Les sous-traitants n’ont pas le même degré de protection que leurs collègues statutaires, qu’ils dépendent d’EDF, d’Orano, de Framatome ou du CEA. En sous-effectif, ils ne sont pas capables d’assurer leur mission dans les conditions requises par l’exploitation particulièrement dangereuse de cette énergie toxique. L’exposition aux rayonnements ionisants n’est pas prise en compte dans le nucléaire civil comme elle l’a été, de façon déjà très imparfaite, dans le cas des victimes des essais militaires.
Ils ne sont même pas invités au safety day organisé chaque année. Aujourd’hui, sur le site de Romans, ils n’ont pas le droit à une visite médicale avec analyse de selles et d’urines, afin de déceler une éventuelle contamination interne, contrairement aux travailleurs statutaires. Combien de cancers de la thyroïde, du cerveau pour les travailleurs du nucléaire ?
Combien dont souffrent les salariés de la sous-traitance dont on parle si peu ? Il n’y a pas, Monsieur le Ministre, que des ingénieurs qui œuvrent au maintien, vaille que vaille, de nos centrales et autres installations de plus en plus défaillantes.
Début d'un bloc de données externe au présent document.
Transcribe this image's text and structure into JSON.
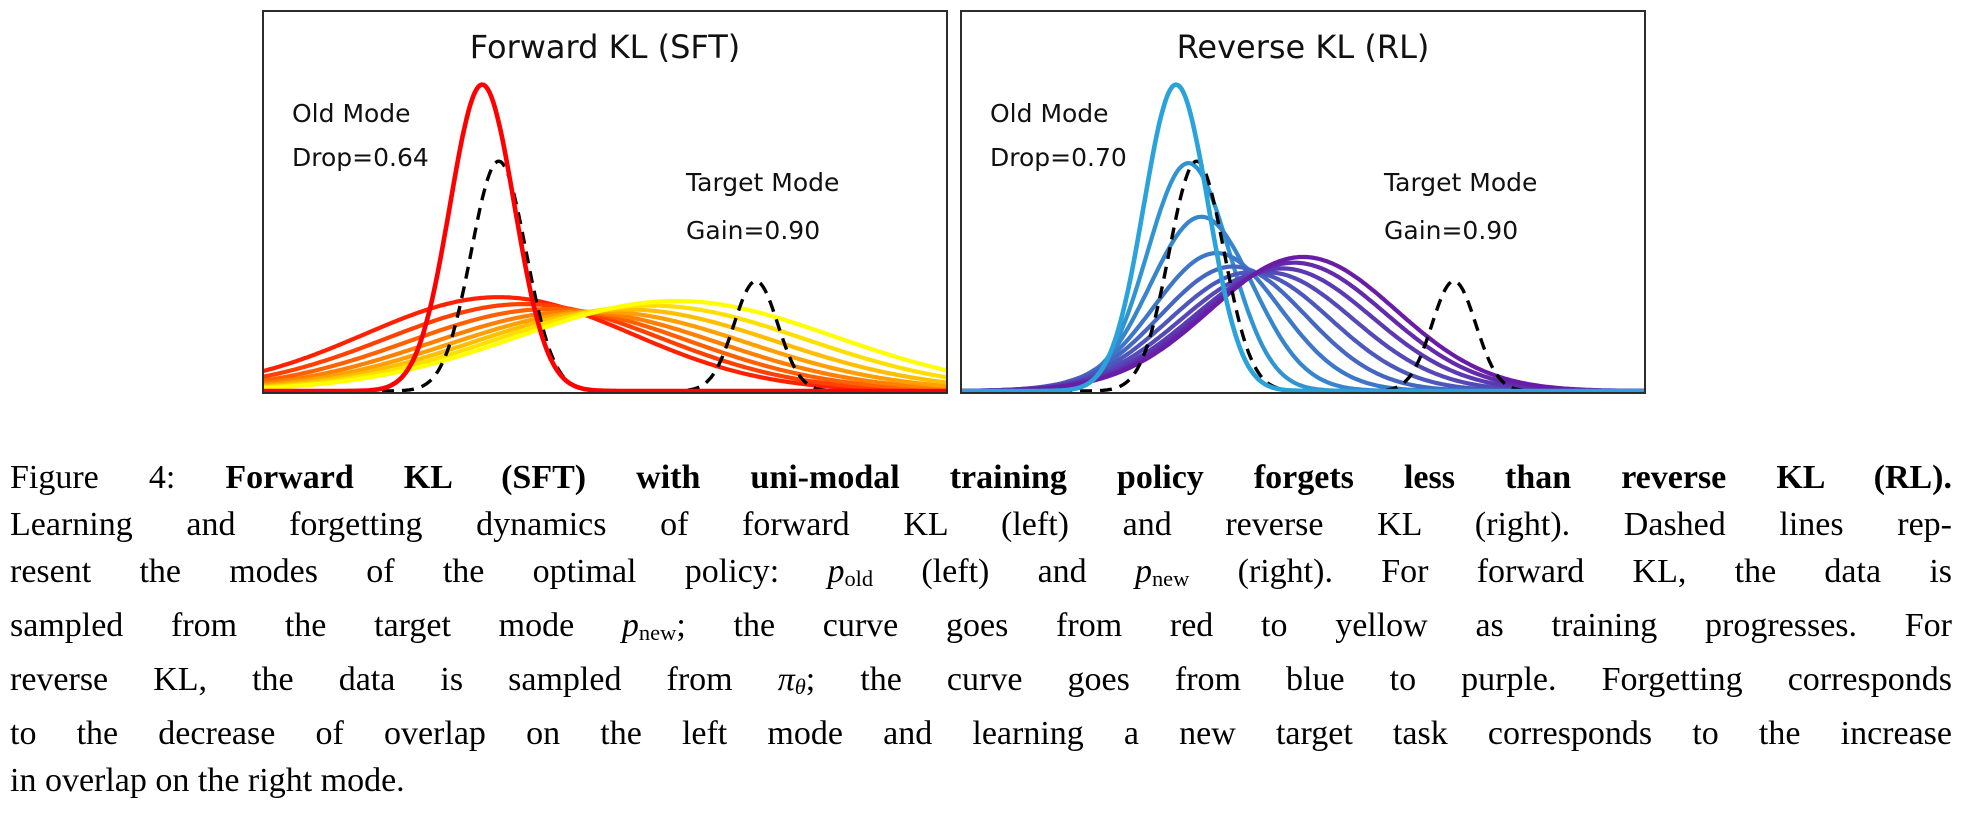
{
  "plots": [
    {
      "title": "Forward KL (SFT)",
      "old_mode_label": "Old Mode",
      "drop_label": "Drop=0.64",
      "target_mode_label": "Target Mode",
      "gain_label": "Gain=0.90"
    },
    {
      "title": "Reverse KL (RL)",
      "old_mode_label": "Old Mode",
      "drop_label": "Drop=0.70",
      "target_mode_label": "Target Mode",
      "gain_label": "Gain=0.90"
    }
  ],
  "chart_data": [
    {
      "type": "line",
      "title": "Forward KL (SFT)",
      "x_range": [
        0,
        1
      ],
      "y_range": [
        0,
        1
      ],
      "axes_visible": false,
      "grid": false,
      "legend": "none",
      "annotations": [
        "Old Mode Drop=0.64",
        "Target Mode Gain=0.90"
      ],
      "dashed_reference": {
        "label": "modes of optimal policy: p_old (left bump), p_new (right bump)",
        "line_style": "dashed black",
        "components": [
          {
            "mu": 0.345,
            "sigma": 0.04,
            "height": 0.6
          },
          {
            "mu": 0.72,
            "sigma": 0.032,
            "height": 0.287
          }
        ]
      },
      "series_note": "policy density over SFT training, early (red) to late (yellow); gaussian bumps in axis fractions",
      "series": [
        {
          "name": "step 0 (initial)",
          "color": "#FF0000",
          "mu": 0.321,
          "sigma": 0.047,
          "height": 0.8
        },
        {
          "name": "step 1",
          "color": "#FF2000",
          "mu": 0.345,
          "sigma": 0.195,
          "height": 0.245
        },
        {
          "name": "step 2",
          "color": "#FF4000",
          "mu": 0.382,
          "sigma": 0.2,
          "height": 0.227
        },
        {
          "name": "step 3",
          "color": "#FF6000",
          "mu": 0.419,
          "sigma": 0.205,
          "height": 0.214
        },
        {
          "name": "step 4",
          "color": "#FF8000",
          "mu": 0.456,
          "sigma": 0.21,
          "height": 0.207
        },
        {
          "name": "step 5",
          "color": "#FF9F00",
          "mu": 0.493,
          "sigma": 0.215,
          "height": 0.207
        },
        {
          "name": "step 6",
          "color": "#FFBF00",
          "mu": 0.53,
          "sigma": 0.22,
          "height": 0.213
        },
        {
          "name": "step 7",
          "color": "#FFDF00",
          "mu": 0.567,
          "sigma": 0.225,
          "height": 0.223
        },
        {
          "name": "step 8 (final)",
          "color": "#FFFF00",
          "mu": 0.604,
          "sigma": 0.23,
          "height": 0.235
        }
      ]
    },
    {
      "type": "line",
      "title": "Reverse KL (RL)",
      "x_range": [
        0,
        1
      ],
      "y_range": [
        0,
        1
      ],
      "axes_visible": false,
      "grid": false,
      "legend": "none",
      "annotations": [
        "Old Mode Drop=0.70",
        "Target Mode Gain=0.90"
      ],
      "dashed_reference": {
        "label": "modes of optimal policy: p_old (left bump), p_new (right bump)",
        "line_style": "dashed black",
        "components": [
          {
            "mu": 0.345,
            "sigma": 0.04,
            "height": 0.6
          },
          {
            "mu": 0.72,
            "sigma": 0.032,
            "height": 0.287
          }
        ]
      },
      "series_note": "policy density over RL training, early (blue) to late (purple); gaussian bumps in axis fractions",
      "series": [
        {
          "name": "step 0 (initial)",
          "color": "#29A3D9",
          "mu": 0.315,
          "sigma": 0.047,
          "height": 0.8
        },
        {
          "name": "step 1",
          "color": "#3094D3",
          "mu": 0.333,
          "sigma": 0.06,
          "height": 0.595
        },
        {
          "name": "step 2",
          "color": "#3785CD",
          "mu": 0.352,
          "sigma": 0.075,
          "height": 0.455
        },
        {
          "name": "step 3",
          "color": "#3E76C8",
          "mu": 0.374,
          "sigma": 0.092,
          "height": 0.36
        },
        {
          "name": "step 4",
          "color": "#4567C2",
          "mu": 0.398,
          "sigma": 0.106,
          "height": 0.325
        },
        {
          "name": "step 5",
          "color": "#4D58BC",
          "mu": 0.423,
          "sigma": 0.117,
          "height": 0.31
        },
        {
          "name": "step 6",
          "color": "#5449B6",
          "mu": 0.448,
          "sigma": 0.125,
          "height": 0.31
        },
        {
          "name": "step 7",
          "color": "#5B3AB1",
          "mu": 0.47,
          "sigma": 0.13,
          "height": 0.32
        },
        {
          "name": "step 8",
          "color": "#622BAB",
          "mu": 0.487,
          "sigma": 0.133,
          "height": 0.335
        },
        {
          "name": "step 9 (final)",
          "color": "#691CA5",
          "mu": 0.5,
          "sigma": 0.135,
          "height": 0.35
        }
      ]
    }
  ],
  "caption": {
    "figure_label": "Figure 4:",
    "lines": [
      [
        {
          "t": "Figure 4: ",
          "s": "n"
        },
        {
          "t": "Forward KL (SFT) with uni-modal training policy forgets less than reverse KL (RL).",
          "s": "b"
        }
      ],
      [
        {
          "t": "Learning and forgetting dynamics of forward KL (left) and reverse KL (right). Dashed lines rep-",
          "s": "n"
        }
      ],
      [
        {
          "t": "resent the modes of the optimal policy: ",
          "s": "n"
        },
        {
          "t": "p",
          "s": "i"
        },
        {
          "t": "old",
          "s": "sub"
        },
        {
          "t": " (left) and ",
          "s": "n"
        },
        {
          "t": "p",
          "s": "i"
        },
        {
          "t": "new",
          "s": "sub"
        },
        {
          "t": " (right). For forward KL, the data is",
          "s": "n"
        }
      ],
      [
        {
          "t": "sampled from the target mode ",
          "s": "n"
        },
        {
          "t": "p",
          "s": "i"
        },
        {
          "t": "new",
          "s": "sub"
        },
        {
          "t": "; the curve goes from red to yellow as training progresses. For",
          "s": "n"
        }
      ],
      [
        {
          "t": "reverse KL, the data is sampled from ",
          "s": "n"
        },
        {
          "t": "π",
          "s": "i"
        },
        {
          "t": "θ",
          "s": "isub"
        },
        {
          "t": "; the curve goes from blue to purple. Forgetting corresponds",
          "s": "n"
        }
      ],
      [
        {
          "t": "to the decrease of overlap on the left mode and learning a new target task corresponds to the increase",
          "s": "n"
        }
      ],
      [
        {
          "t": "in overlap on the right mode.",
          "s": "n"
        }
      ]
    ]
  }
}
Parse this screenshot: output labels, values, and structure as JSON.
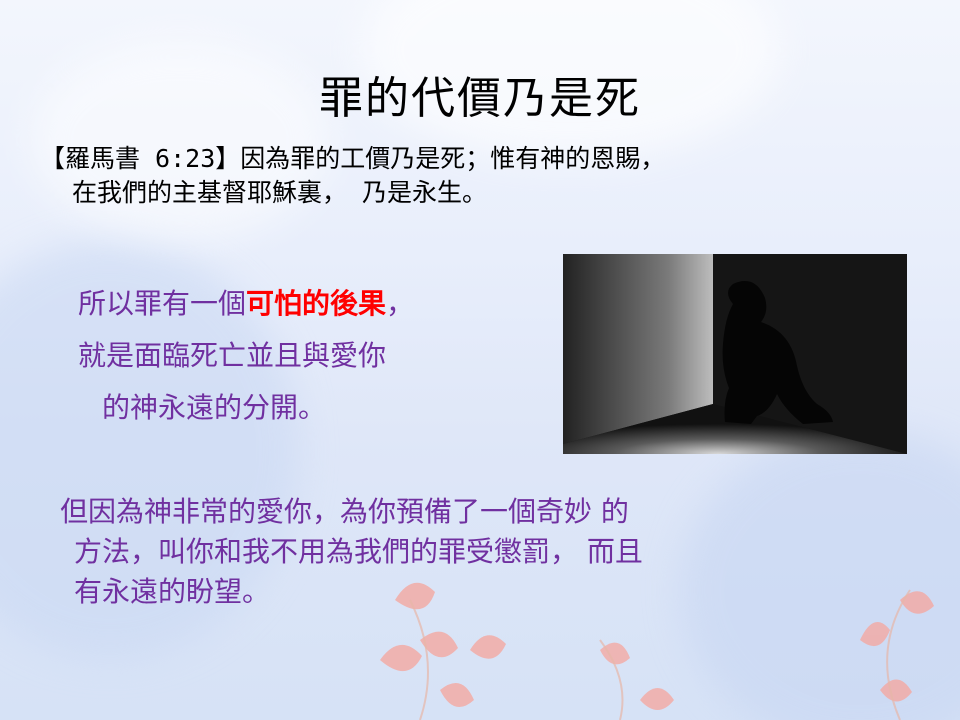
{
  "slide": {
    "title": "罪的代價乃是死",
    "verse": {
      "line1": "【羅馬書 6:23】因為罪的工價乃是死；惟有神的恩賜，",
      "line2": "在我們的主基督耶穌裏，  乃是永生。"
    },
    "consequence": {
      "line1_prefix": "所以罪有一個",
      "line1_emphasis": "可怕的後果",
      "line1_suffix": "，",
      "line2": "就是面臨死亡並且與愛你",
      "line3": "的神永遠的分開。"
    },
    "hope": {
      "line1": "但因為神非常的愛你，為你預備了一個奇妙 的",
      "line2": "方法，叫你和我不用為我們的罪受懲罰，  而且",
      "line3": "有永遠的盼望。"
    }
  },
  "colors": {
    "body_text": "#000000",
    "purple_text": "#7030a0",
    "emphasis_red": "#ff0000"
  }
}
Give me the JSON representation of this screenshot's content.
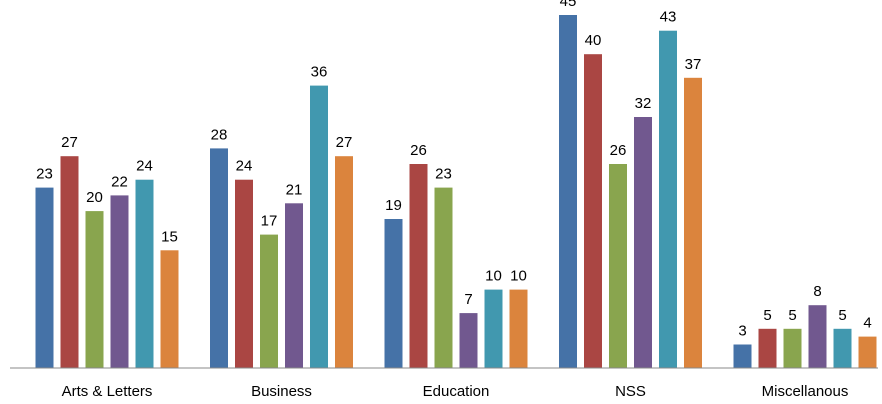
{
  "chart_data": {
    "type": "bar",
    "categories": [
      "Arts & Letters",
      "Business",
      "Education",
      "NSS",
      "Miscellanous"
    ],
    "series": [
      {
        "values": [
          23,
          28,
          19,
          45,
          3
        ],
        "color": "#4572A7"
      },
      {
        "values": [
          27,
          24,
          26,
          40,
          5
        ],
        "color": "#AA4643"
      },
      {
        "values": [
          20,
          17,
          23,
          26,
          5
        ],
        "color": "#89A54E"
      },
      {
        "values": [
          22,
          21,
          7,
          32,
          8
        ],
        "color": "#71588F"
      },
      {
        "values": [
          24,
          36,
          10,
          43,
          5
        ],
        "color": "#4198AF"
      },
      {
        "values": [
          15,
          27,
          10,
          37,
          4
        ],
        "color": "#DB843D"
      }
    ],
    "ylim": [
      0,
      45
    ],
    "grid": false,
    "legend": "none",
    "data_labels": true
  }
}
Il faut penser à celles et ceux qui, tantôt soudeurs, tantôt radioprotectionnistes, tantôt échafaudeurs, sont injustement rendus invisibles.
Le service a repris en contradiction avec le protocole de l’ASN elle-même, alors qu’il est sous surveillance accrue depuis quatre ans, et ce dans le seul objectif de casser la grève et de les faire taire. C’est désormais aux travailleurs qu’incombe la lourde tâche de dénoncer les conditions douteuses d’exploitation qui nous mettent en péril. Ils doivent être mieux considérés et plus nombreux.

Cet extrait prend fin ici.